8 Regression Visualizations

ggplot(wdi_regression, aes(x = log_gdp_per_capita, y = life_expectancy)) +
  geom_point(alpha = 0.35, color = "#345995") +
  geom_smooth(method = "lm", se = TRUE, color = "#c44536") +
  labs(
    title = "Life Expectancy and GDP per Capita",
    x = "Log GDP per capita",
    y = "Life expectancy at birth (years)"
  )

ggplot(wdi_regression, aes(x = health_expenditure, y = life_expectancy)) +
  geom_point(alpha = 0.35, color = "#2f6f73") +
  geom_smooth(method = "lm", se = TRUE, color = "#c44536") +
  labs(
    title = "Life Expectancy and Health Expenditure",
    x = "Current health expenditure (% of GDP)",
    y = "Life expectancy at birth (years)"
  )

9 Interpretation

The expected signs of the main coefficients are based on economic theory.

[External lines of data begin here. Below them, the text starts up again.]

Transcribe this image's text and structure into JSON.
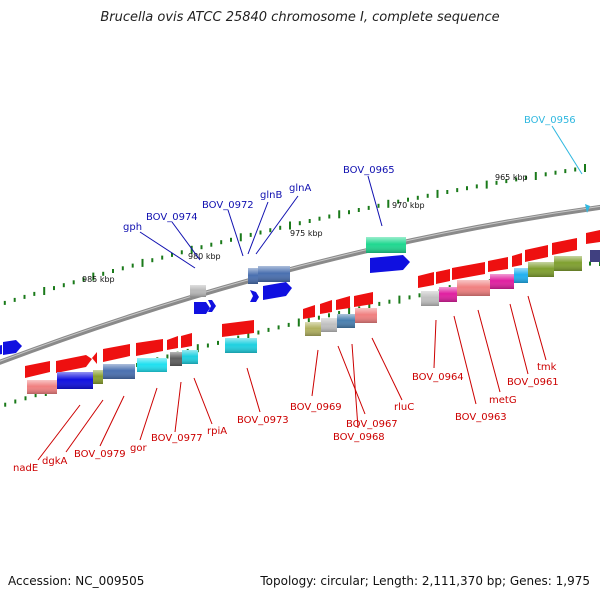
{
  "title": "Brucella ovis ATCC 25840 chromosome I, complete sequence",
  "footer": {
    "accession": "Accession: NC_009505",
    "stats": "Topology: circular; Length: 2,111,370 bp; Genes: 1,975"
  },
  "colors": {
    "backbone": "#8a8a8a",
    "tick": "#1a7a1a",
    "label_top": "#1010b0",
    "label_bottom": "#cc0000",
    "label_highlight": "#30b8e0"
  },
  "kbp_labels": [
    "985 kbp",
    "980 kbp",
    "975 kbp",
    "970 kbp",
    "965 kbp"
  ],
  "labels_top": [
    "gph",
    "BOV_0974",
    "BOV_0972",
    "glnB",
    "glnA",
    "BOV_0965"
  ],
  "label_highlight": "BOV_0956",
  "labels_bottom": [
    "nadE",
    "dgkA",
    "BOV_0979",
    "gor",
    "BOV_0977",
    "rpiA",
    "BOV_0973",
    "BOV_0969",
    "BOV_0967",
    "BOV_0968",
    "rluC",
    "BOV_0964",
    "BOV_0963",
    "metG",
    "BOV_0961",
    "tmk"
  ]
}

GDP per capita is expected to have a positive relationship with life expectancy because higher income can improve nutrition, housing, sanitation, and access to medical services. Health expenditure is also expected to be positively related to life expectancy because it reflects investment in health systems. Unemployment and inflation are expected to have negative relationships because they may represent weaker labor market conditions and macroeconomic instability. Urban population share may be positive if urbanization improves access to hospitals, education, and infrastructure, although the effect can vary across countries.

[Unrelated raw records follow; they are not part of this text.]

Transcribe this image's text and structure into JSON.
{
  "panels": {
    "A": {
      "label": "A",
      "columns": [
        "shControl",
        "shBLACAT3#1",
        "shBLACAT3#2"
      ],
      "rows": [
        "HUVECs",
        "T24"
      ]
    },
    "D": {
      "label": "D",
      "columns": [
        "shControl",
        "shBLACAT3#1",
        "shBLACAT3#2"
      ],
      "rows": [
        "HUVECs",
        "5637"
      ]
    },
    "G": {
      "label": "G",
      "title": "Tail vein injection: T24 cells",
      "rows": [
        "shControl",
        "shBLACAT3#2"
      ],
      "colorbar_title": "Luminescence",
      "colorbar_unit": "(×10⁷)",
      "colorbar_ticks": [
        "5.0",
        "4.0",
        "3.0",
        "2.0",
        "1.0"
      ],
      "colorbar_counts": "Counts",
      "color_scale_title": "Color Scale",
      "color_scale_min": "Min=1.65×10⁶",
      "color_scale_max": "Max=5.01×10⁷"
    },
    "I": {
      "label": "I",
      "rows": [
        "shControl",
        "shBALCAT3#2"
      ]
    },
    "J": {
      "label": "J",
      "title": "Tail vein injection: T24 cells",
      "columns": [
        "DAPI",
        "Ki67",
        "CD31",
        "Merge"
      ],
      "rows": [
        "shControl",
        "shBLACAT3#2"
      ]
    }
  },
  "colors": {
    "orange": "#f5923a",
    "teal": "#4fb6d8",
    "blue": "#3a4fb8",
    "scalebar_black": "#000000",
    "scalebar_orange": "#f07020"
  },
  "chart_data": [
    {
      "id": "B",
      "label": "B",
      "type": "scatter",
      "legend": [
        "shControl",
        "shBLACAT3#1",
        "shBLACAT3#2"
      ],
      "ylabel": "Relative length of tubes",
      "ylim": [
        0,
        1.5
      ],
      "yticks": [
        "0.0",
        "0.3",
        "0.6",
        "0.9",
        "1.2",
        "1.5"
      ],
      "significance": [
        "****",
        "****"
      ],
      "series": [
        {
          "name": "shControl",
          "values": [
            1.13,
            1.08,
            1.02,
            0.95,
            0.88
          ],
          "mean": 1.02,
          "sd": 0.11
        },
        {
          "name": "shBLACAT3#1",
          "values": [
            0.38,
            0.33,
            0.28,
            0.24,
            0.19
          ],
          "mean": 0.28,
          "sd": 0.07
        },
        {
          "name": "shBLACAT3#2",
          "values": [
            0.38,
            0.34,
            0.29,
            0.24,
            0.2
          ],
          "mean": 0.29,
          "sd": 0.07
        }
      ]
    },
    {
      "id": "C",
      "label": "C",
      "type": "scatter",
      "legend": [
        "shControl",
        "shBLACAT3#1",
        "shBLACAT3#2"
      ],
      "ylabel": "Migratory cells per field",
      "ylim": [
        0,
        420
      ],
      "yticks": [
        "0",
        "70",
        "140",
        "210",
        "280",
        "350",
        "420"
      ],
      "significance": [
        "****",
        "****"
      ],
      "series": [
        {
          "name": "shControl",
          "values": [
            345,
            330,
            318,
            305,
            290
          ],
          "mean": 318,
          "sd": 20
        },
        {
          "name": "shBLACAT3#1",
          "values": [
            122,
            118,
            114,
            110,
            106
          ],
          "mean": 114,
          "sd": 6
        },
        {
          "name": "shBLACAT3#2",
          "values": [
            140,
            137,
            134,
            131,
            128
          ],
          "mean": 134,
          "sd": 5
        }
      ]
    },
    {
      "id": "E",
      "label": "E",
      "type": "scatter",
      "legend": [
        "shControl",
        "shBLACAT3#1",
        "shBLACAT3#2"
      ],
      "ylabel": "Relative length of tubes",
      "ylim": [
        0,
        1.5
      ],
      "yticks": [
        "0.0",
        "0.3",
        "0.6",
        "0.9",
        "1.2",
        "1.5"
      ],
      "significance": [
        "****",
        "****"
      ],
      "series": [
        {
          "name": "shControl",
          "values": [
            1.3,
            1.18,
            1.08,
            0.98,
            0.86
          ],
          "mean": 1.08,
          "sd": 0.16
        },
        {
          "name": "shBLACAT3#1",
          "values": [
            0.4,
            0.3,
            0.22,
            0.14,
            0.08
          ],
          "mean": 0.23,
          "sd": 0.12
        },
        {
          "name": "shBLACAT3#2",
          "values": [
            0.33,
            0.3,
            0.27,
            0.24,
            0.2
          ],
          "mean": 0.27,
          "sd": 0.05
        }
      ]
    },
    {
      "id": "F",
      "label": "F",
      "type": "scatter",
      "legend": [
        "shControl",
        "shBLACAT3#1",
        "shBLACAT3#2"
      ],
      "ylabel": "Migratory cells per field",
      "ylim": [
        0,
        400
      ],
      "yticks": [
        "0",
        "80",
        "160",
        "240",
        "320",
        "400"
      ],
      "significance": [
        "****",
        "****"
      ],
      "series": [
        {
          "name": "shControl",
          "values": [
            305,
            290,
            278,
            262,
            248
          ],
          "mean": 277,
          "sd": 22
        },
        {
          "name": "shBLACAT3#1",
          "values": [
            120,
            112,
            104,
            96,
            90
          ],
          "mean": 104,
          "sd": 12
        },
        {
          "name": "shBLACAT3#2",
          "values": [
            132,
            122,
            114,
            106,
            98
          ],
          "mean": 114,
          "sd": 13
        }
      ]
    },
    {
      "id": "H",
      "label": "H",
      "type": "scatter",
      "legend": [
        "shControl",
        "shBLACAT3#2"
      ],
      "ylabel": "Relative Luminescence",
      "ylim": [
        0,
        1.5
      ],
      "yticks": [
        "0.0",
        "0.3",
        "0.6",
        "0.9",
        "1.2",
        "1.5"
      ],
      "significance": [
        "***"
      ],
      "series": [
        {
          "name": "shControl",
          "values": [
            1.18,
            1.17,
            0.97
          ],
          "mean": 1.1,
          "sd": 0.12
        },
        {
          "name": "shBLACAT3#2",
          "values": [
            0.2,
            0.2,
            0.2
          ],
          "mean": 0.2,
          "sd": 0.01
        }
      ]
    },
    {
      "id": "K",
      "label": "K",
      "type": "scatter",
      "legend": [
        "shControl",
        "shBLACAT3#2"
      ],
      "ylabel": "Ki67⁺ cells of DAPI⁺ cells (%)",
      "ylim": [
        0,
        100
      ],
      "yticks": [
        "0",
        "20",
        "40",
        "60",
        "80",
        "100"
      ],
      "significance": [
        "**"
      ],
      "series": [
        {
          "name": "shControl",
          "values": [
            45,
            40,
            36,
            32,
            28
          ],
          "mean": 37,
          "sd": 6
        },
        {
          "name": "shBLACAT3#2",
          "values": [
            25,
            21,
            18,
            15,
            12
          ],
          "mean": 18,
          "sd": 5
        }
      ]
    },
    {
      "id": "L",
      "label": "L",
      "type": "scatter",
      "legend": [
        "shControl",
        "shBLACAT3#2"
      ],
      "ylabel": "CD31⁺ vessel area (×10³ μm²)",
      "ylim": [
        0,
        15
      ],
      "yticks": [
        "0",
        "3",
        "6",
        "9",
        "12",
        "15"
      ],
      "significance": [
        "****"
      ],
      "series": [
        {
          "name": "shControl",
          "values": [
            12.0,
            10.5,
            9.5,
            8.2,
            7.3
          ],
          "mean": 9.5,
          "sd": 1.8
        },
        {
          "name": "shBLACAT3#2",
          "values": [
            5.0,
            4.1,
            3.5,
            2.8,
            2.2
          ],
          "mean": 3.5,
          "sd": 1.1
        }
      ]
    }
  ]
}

This regression is an associational model, not a causal model. The results show whether the selected economic indicators are correlated with life expectancy after controlling for the other variables in the model. A stronger causal analysis would require additional design choices, such as country fixed effects, year fixed effects, instrumental variables, or a more detailed panel-data strategy.

10 Conclusion

This WDI regression dataset is appropriate for the assignment because it has a continuous target variable, more than 500 observations, and more than 5 variables. The analysis focuses on life expectancy as an economic development outcome and studies how income, health investment, labor market conditions, macroeconomic stability, and urbanization are associated with differences in life expectancy across countries.